Mentoring, I think, goes deeper than what one can accomplish in the classroom. It allows me to help develop, in the fullness of time, first the gestation, then the fruition of the poetic sensibility. This is very complex, as it means delving deep into myself for that wise eye that has deepened my vision and envisioning of the art of poetry. I tend to the cultivation of other poet’s poems as seriously as I do  my own poems. It’s akin to breathing—I instruct others on how to inhale fledgling poems, exhale poems given wings with roots. A beautiful paradox, but one that speaks to the genesis of a poem. I have much to give, and by doing so, I pay homage to the gifts given to me.

And I’m sure those you mentor are grateful. Thanks very much for joining us, Elizabeth. And good luck with the book.

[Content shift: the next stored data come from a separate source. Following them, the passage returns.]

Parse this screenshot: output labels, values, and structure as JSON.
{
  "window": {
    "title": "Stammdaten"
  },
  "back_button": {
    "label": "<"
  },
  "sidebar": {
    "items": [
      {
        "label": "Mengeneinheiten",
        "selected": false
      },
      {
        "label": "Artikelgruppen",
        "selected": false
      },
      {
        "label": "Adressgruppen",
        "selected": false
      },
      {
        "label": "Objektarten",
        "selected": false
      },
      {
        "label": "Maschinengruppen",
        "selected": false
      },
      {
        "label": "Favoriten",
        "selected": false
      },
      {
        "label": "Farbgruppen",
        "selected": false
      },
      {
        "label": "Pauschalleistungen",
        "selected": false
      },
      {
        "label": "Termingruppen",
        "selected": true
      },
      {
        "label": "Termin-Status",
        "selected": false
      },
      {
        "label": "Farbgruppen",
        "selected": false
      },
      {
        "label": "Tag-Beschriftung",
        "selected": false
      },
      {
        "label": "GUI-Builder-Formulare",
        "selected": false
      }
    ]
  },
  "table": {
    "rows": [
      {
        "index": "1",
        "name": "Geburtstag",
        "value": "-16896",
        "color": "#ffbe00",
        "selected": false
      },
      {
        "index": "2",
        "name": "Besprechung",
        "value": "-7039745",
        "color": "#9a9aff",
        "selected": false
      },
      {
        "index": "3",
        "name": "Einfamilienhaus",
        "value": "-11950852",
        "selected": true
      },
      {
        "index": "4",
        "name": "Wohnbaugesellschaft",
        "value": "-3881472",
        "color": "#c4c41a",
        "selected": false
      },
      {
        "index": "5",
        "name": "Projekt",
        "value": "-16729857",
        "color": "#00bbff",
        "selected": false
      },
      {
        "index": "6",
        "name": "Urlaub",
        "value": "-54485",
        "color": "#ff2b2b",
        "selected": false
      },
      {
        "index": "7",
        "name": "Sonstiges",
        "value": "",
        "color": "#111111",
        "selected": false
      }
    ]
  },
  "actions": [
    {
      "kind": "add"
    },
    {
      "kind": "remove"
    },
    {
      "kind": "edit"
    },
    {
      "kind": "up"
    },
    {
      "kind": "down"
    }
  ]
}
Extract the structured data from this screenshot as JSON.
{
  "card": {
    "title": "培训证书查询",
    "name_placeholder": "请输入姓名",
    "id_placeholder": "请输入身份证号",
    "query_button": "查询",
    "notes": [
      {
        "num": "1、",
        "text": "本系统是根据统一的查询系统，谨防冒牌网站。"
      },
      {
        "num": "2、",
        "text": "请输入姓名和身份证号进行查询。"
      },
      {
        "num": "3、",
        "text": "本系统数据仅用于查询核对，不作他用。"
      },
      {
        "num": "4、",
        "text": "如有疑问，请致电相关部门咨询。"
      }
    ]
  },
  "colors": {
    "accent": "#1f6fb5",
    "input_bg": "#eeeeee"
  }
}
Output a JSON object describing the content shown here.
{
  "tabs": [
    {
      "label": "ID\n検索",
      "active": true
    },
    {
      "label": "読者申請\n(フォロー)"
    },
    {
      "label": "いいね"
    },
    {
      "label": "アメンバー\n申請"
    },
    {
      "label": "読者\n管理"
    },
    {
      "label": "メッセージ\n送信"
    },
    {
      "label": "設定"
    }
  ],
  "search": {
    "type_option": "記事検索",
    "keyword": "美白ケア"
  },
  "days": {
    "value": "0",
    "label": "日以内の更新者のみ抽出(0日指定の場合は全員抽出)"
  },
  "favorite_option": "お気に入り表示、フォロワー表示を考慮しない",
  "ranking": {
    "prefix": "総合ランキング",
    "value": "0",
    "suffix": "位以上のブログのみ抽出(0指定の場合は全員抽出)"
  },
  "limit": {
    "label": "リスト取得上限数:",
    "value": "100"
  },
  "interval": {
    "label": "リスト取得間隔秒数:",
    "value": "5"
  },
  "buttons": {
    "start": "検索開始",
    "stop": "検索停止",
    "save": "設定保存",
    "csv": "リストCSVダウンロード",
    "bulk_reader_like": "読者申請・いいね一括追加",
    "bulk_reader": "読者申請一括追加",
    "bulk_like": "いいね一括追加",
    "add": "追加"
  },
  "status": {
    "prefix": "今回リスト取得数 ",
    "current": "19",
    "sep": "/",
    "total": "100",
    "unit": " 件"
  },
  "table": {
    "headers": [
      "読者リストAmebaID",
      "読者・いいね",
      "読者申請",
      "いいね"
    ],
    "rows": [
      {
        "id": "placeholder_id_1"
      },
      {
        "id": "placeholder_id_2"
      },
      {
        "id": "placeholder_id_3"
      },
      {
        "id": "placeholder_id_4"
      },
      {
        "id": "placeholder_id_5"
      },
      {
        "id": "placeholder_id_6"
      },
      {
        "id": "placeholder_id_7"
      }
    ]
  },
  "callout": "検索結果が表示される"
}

If you’ve got a question for Elizabeth, you can post it in the comments. You can also see more about Elizabeth and her work on her website.

2 Responses

  1. Elizabeth says:

    Thank you so much, Samantha, for hosting me today and extra special thanks for the birthday greetings and cake. I have 54 glorious candles to blow out and I send good wishes to you and all who stop by for a visit today.

  2. Our pleasure, Elizabeth. Thanks for sharing all this great information with us — especially on your birthday.